Patients with severe von Willebrand disease and those requiring optimal hemostasis during and following major surgery should be treated with intravenous infusion of factor VIII concentrates that are enriched in vWF. Patients with less severe disease are often treated quite effectively with desmopressin, a vasopressin analog, which triggers the release into the plasma of vWF protein stored in endothelial cells. However, desmopressin is contraindicated in type 2B von Willebrand disease because it induces severe thrombocytopenia.
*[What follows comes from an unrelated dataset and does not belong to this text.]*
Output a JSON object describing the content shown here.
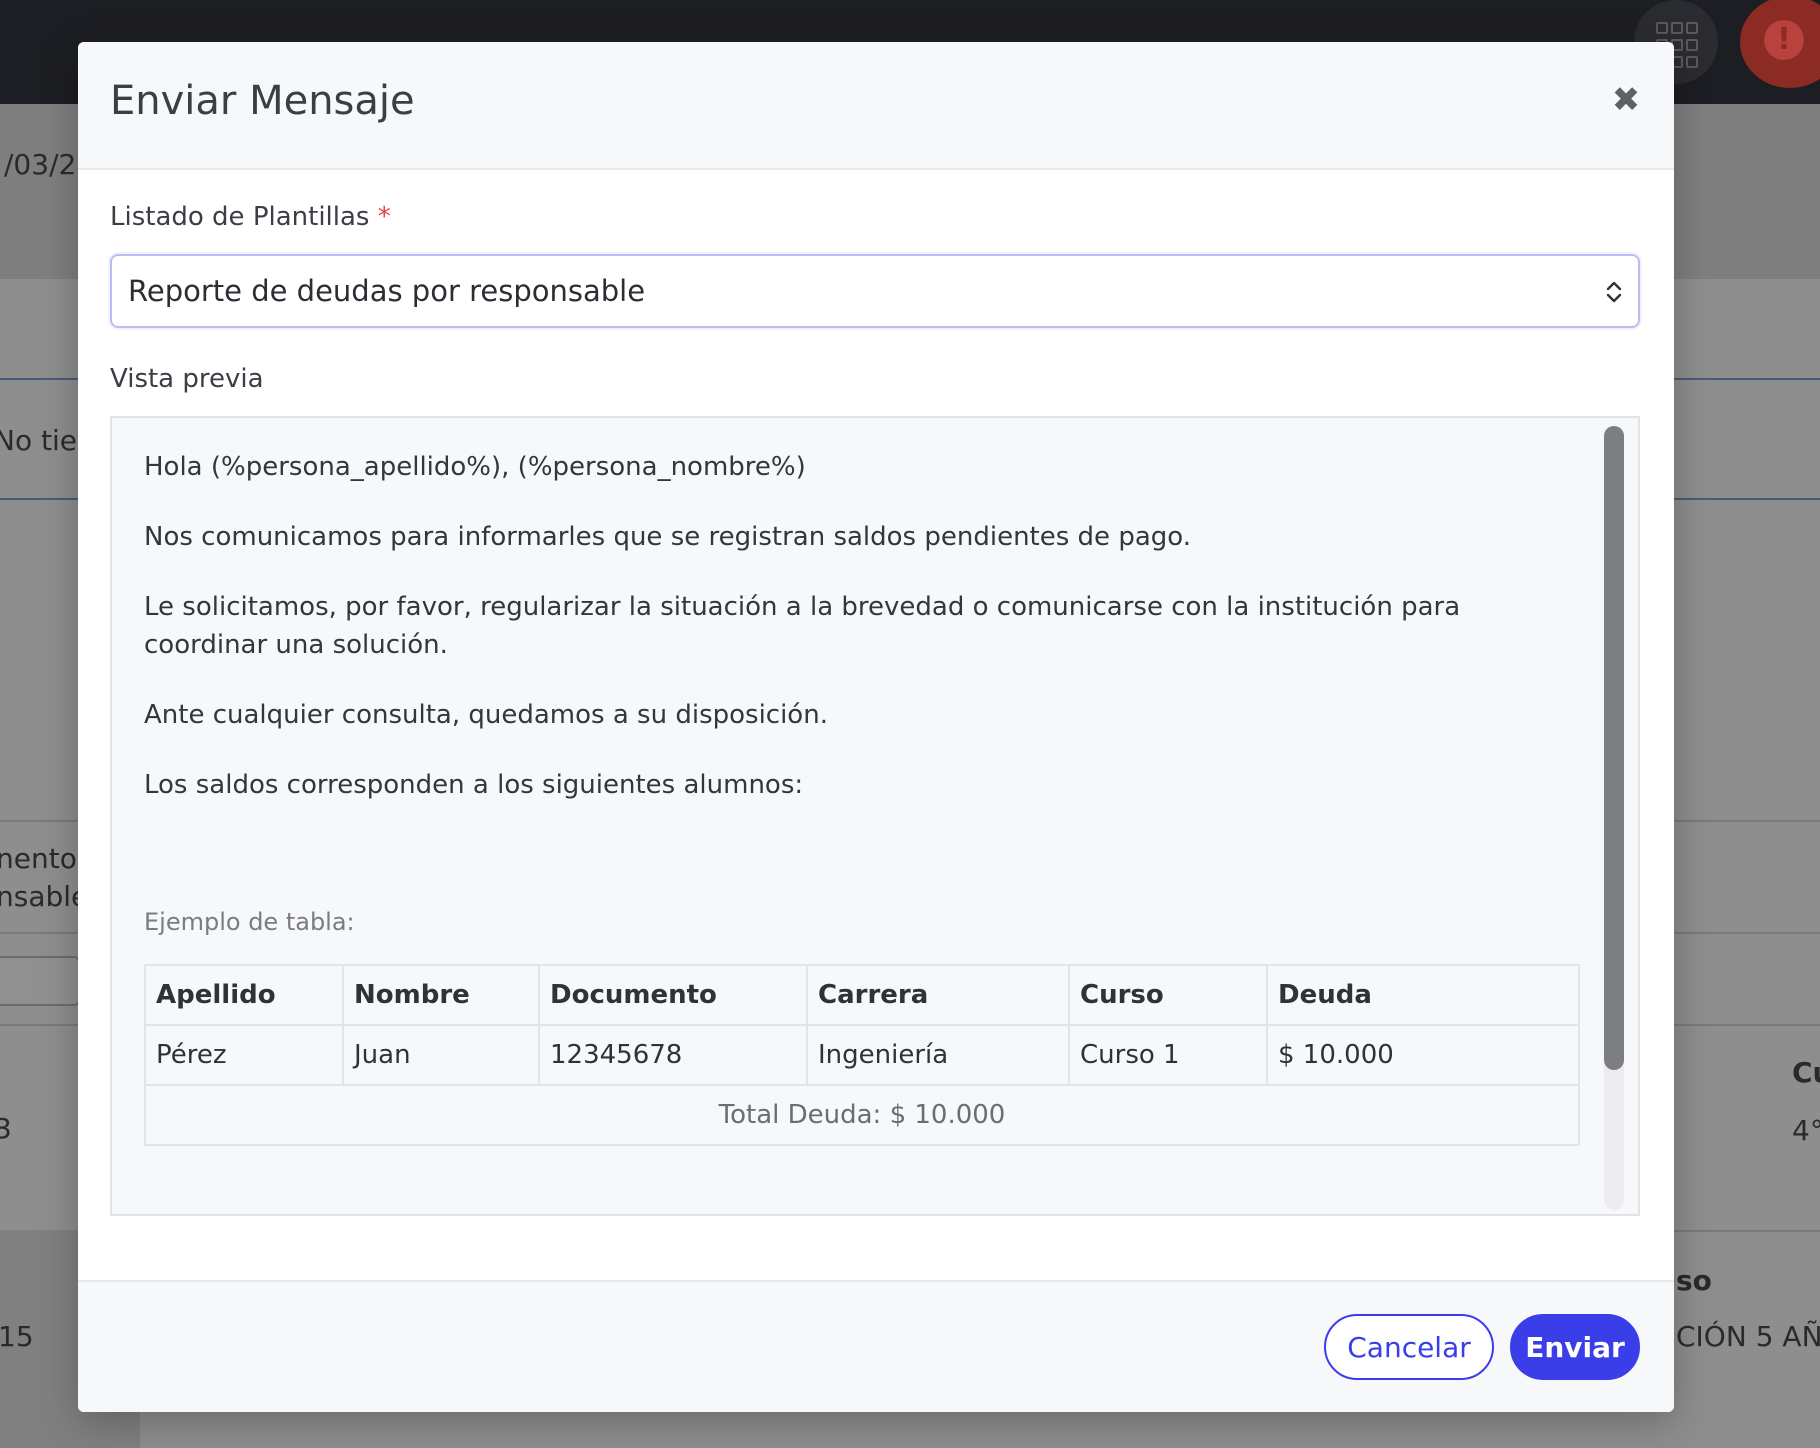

Genetic deficiencies of fibrinogen, prothrombin, and factors V, VII, X, XI, and XIII have been shown to cause abnormal bleeding. All but factor XIII can be diagnosed by a panel of coagulation studies that includes specific factor assays. Factor XIII catalyzes the covalent crosslinking of fibrin, which gives clots greater tensile strength. Deficiency of factor XIII can be demonstrated by testing the stability of the fibrin clot in a chaotropic solution such as 5 M urea. All of these disorders are very rare, except for factor XI deficiency, which is encountered primarily among Ashkenazi Jews. Individuals with factor XI deficiency, even when severe, seldom bleed abnormally unless challenged by trauma or major surgery. Because factor XI has a relatively long half-life, patients can be effectively treated with infusions of fresh frozen plasma.